Como esse processo costuma ser acompanhado por crescimento econômico gerado em ambientes urbanos, entretanto, o passo lógico seguinte é a diminuição gradual do número de filhos, que deixam de ter o mesmo valor econômico quando uma família numerosa ajudava a trabalhar a terra da família.

Finalmente, o que demógrafos enxergam em todos os países e em todas as épocas é que a vinda para a cidade abre oportunidades educacionais e de emprego para as mulheres. E membros do sexo feminino com acesso a educação quase invariavelmente escolhem gerar menos filhos.

Esse processo se desenrolou ao longo dos séculos 19 e 20 nos países desenvolvidos, mas também tem se dado, com cronogramas variados, mesmo em nações remediadas e pobres. 

O exemplo brasileiro é emblemático. De 6 filhos por mulher na década de 1960, o país despencou para 1,7 filho por mulher hoje.

A média já está abaixo do “número mágico” que faz a população ficar estável no longo prazo —que é de 2,1 filhos por mulher (matematicamente só 2 seriam necessários, mas o 0,1 é acrescentado pelo fato de que algumas pessoas morrem antes de conseguir gerar filhos, é claro). 

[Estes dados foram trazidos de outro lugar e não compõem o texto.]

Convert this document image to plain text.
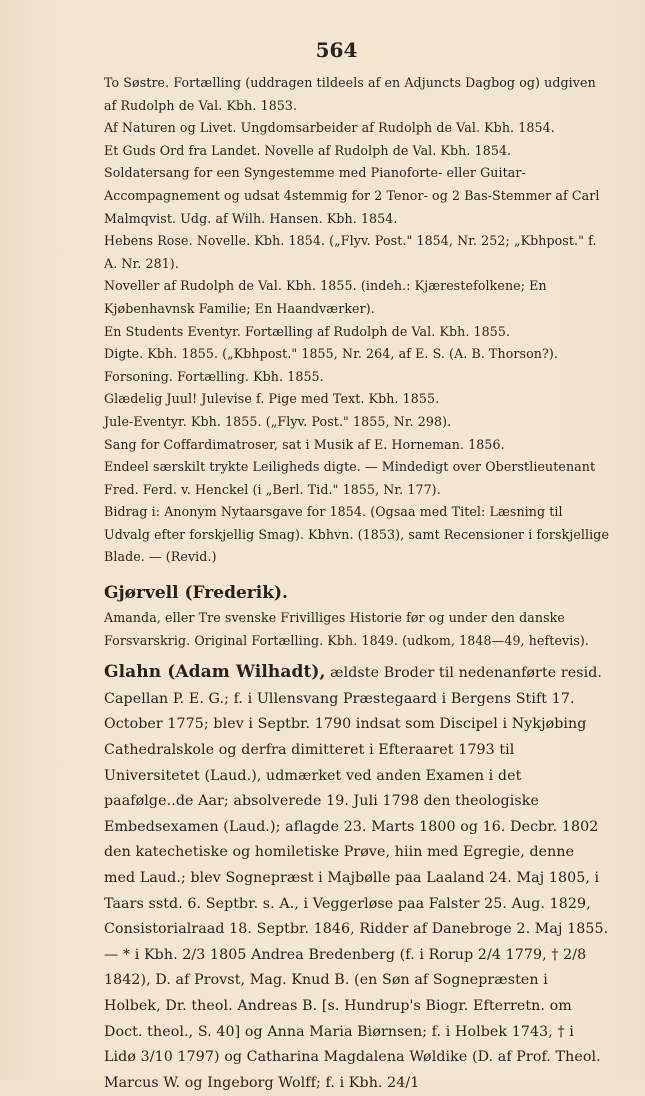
564

To Søstre. Fortælling (uddragen tildeels af en Adjuncts Dagbog og) udgiven af Rudolph de Val. Kbh. 1853.

Af Naturen og Livet. Ungdomsarbeider af Rudolph de Val. Kbh. 1854.

Et Guds Ord fra Landet. Novelle af Rudolph de Val. Kbh. 1854.

Soldatersang for een Syngestemme med Pianoforte- eller Guitar-Accompagnement og udsat 4stemmig for 2 Tenor- og 2 Bas-Stemmer af Carl Malmqvist. Udg. af Wilh. Hansen. Kbh. 1854.

Hebens Rose. Novelle. Kbh. 1854. („Flyv. Post." 1854, Nr. 252; „Kbhpost." f. A. Nr. 281).

Noveller af Rudolph de Val. Kbh. 1855. (indeh.: Kjærestefolkene; En Kjøbenhavnsk Familie; En Haandværker).

En Students Eventyr. Fortælling af Rudolph de Val. Kbh. 1855.

Digte. Kbh. 1855. („Kbhpost." 1855, Nr. 264, af E. S. (A. B. Thorson?).

Forsoning. Fortælling. Kbh. 1855.

Glædelig Juul! Julevise f. Pige med Text. Kbh. 1855.

Jule-Eventyr. Kbh. 1855. („Flyv. Post." 1855, Nr. 298).

Sang for Coffardimatroser, sat i Musik af E. Horneman. 1856.

Endeel særskilt trykte Leiligheds digte. — Mindedigt over Oberstlieutenant Fred. Ferd. v. Henckel (i „Berl. Tid." 1855, Nr. 177).

Bidrag i: Anonym Nytaarsgave for 1854. (Ogsaa med Titel: Læsning til Udvalg efter forskjellig Smag). Kbhvn. (1853), samt Recensioner i forskjellige Blade. — (Revid.)

Gjørvell (Frederik).

Amanda, eller Tre svenske Frivilliges Historie før og under den danske Forsvarskrig. Original Fortælling. Kbh. 1849. (udkom, 1848—49, heftevis).

Glahn (Adam Wilhadt), ældste Broder til nedenanførte resid. Capellan P. E. G.; f. i Ullensvang Præstegaard i Bergens Stift 17. October 1775; blev i Septbr. 1790 indsat som Discipel i Nykjøbing Cathedralskole og derfra dimitteret i Efteraaret 1793 til Universitetet (Laud.), udmærket ved anden Examen i det paafølge..de Aar; absolverede 19. Juli 1798 den theologiske Embedsexamen (Laud.); aflagde 23. Marts 1800 og 16. Decbr. 1802 den katechetiske og homiletiske Prøve, hiin med Egregie, denne med Laud.; blev Sognepræst i Majbølle paa Laaland 24. Maj 1805, i Taars sstd. 6. Septbr. s. A., i Veggerløse paa Falster 25. Aug. 1829, Consistorialraad 18. Septbr. 1846, Ridder af Danebroge 2. Maj 1855. — * i Kbh. 2/3 1805 Andrea Bredenberg (f. i Rorup 2/4 1779, † 2/8 1842), D. af Provst, Mag. Knud B. (en Søn af Sognepræsten i Holbek, Dr. theol. Andreas B. [s. Hundrup's Biogr. Efterretn. om Doct. theol., S. 40] og Anna Maria Biørnsen; f. i Holbek 1743, † i Lidø 3/10 1797) og Catharina Magdalena Wøldike (D. af Prof. Theol. Marcus W. og Ingeborg Wolff; f. i Kbh. 24/1
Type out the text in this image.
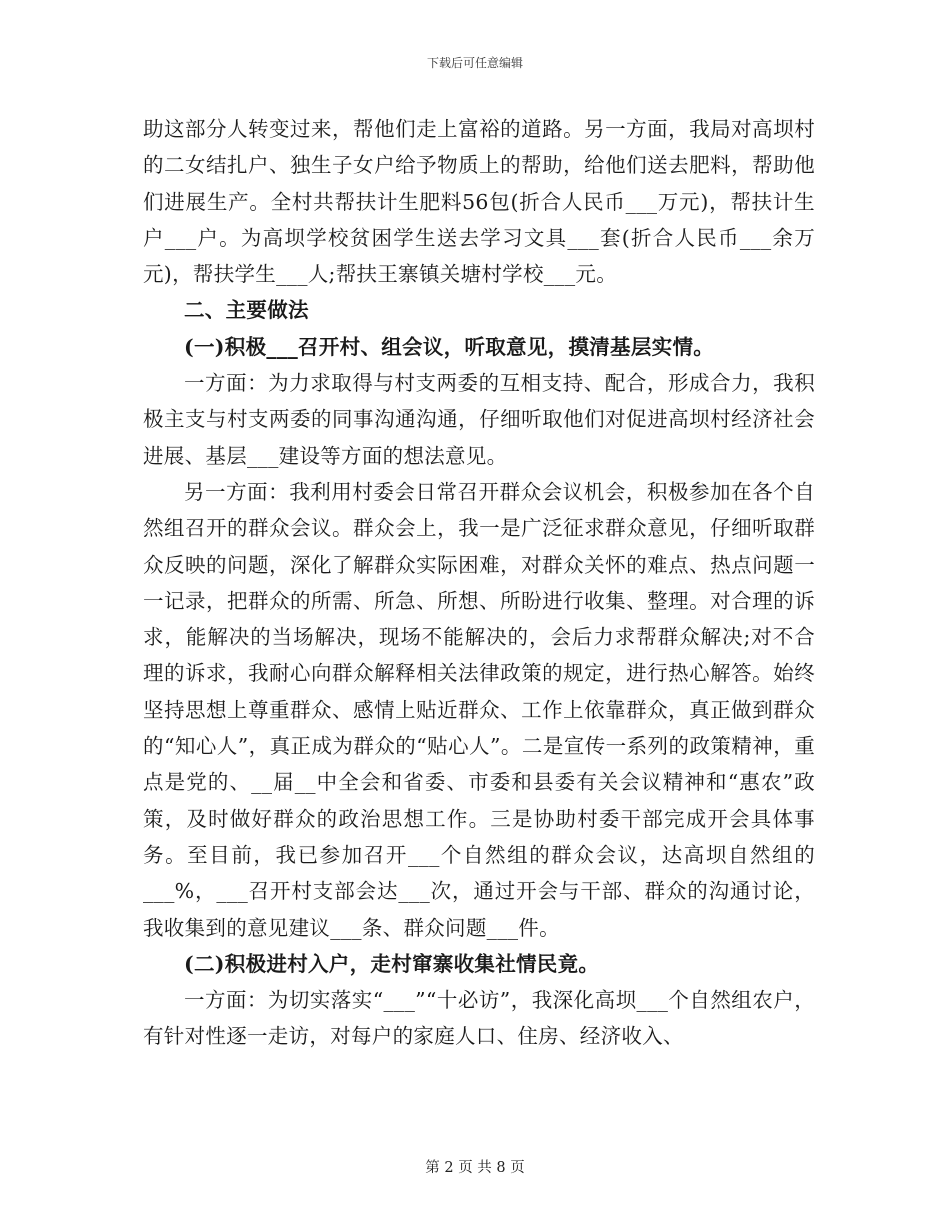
下载后可任意编辑

助这部分人转变过来，帮他们走上富裕的道路。另一方面，我局对高坝村的二女结扎户、独生子女户给予物质上的帮助，给他们送去肥料，帮助他们进展生产。全村共帮扶计生肥料56包(折合人民币___万元)，帮扶计生户___户。为高坝学校贫困学生送去学习文具___套(折合人民币___余万元)，帮扶学生___人;帮扶王寨镇关塘村学校___元。

二、主要做法

(一)积极___召开村、组会议，听取意见，摸清基层实情。

一方面：为力求取得与村支两委的互相支持、配合，形成合力，我积极主支与村支两委的同事沟通沟通，仔细听取他们对促进高坝村经济社会进展、基层___建设等方面的想法意见。

另一方面：我利用村委会日常召开群众会议机会，积极参加在各个自然组召开的群众会议。群众会上，我一是广泛征求群众意见，仔细听取群众反映的问题，深化了解群众实际困难，对群众关怀的难点、热点问题一一记录，把群众的所需、所急、所想、所盼进行收集、整理。对合理的诉求，能解决的当场解决，现场不能解决的，会后力求帮群众解决;对不合理的诉求，我耐心向群众解释相关法律政策的规定，进行热心解答。始终坚持思想上尊重群众、感情上贴近群众、工作上依靠群众，真正做到群众的“知心人”，真正成为群众的“贴心人”。二是宣传一系列的政策精神，重点是党的、__届__中全会和省委、市委和县委有关会议精神和“惠农”政策，及时做好群众的政治思想工作。三是协助村委干部完成开会具体事务。至目前，我已参加召开___个自然组的群众会议，达高坝自然组的___%，___召开村支部会达___次，通过开会与干部、群众的沟通讨论，我收集到的意见建议___条、群众问题___件。

(二)积极进村入户，走村窜寨收集社情民竟。

一方面：为切实落实“___”“十必访”，我深化高坝___个自然组农户，有针对性逐一走访，对每户的家庭人口、住房、经济收入、

第 2 页 共 8 页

Praticamente todos os países desenvolvidos já estão abaixo do nível necessário para repor a população no longo prazo, e vários países em desenvolvimento, a exemplo do nosso, estão indo na mesma toada.

E, como apontam os autores, tais forças —urbanização, educação feminina e acesso à tecnologia— estão agindo até mesmo nas favelas da Índia e do Quênia. 

Darrell Bricker e John Ibbitson descrevem a cena curiosa de telas de smartphones acendendo dentro dos saris das mulheres indianas que entrevistaram em sua pesquisa, ou um aplicativo queniano usado para calcular o valor em dinheiro das cabeças de gado tradicionalmente oferecidas por um noivo à família da noiva como presente nupcial. 

Apesar de misturarem o tradicional e o moderno, as mulheres em idade reprodutiva dos dois lugares se espelham cada vez mais num modelo de família que inclui apenas dois ou três filhos.

Se esse cenário continuar se espalhando pelo planeta, países que já alcançaram o nível inferior ao reabastecimento populacional precisarão cada vez mais da chegada de imigrantes para manter sua economia funcionando. 

Eis um argumento pragmático, e não apenas humanitário, em favor de fronteiras mais abertas no mundo todo.

Empty Planet: The Shock ​of Global Population Decline
Autores: Darrell Bricker e John Ibbitson​
Ed. Robinson
R$ 41,34 (ebook)
304 págs

Erramos: o texto foi alterado

A população da Terra entrará em declínio entre 2040 e 2060 segundo o livro "Empty Planet", e não no fim deste século, como afirmava título anterior desta reportagem.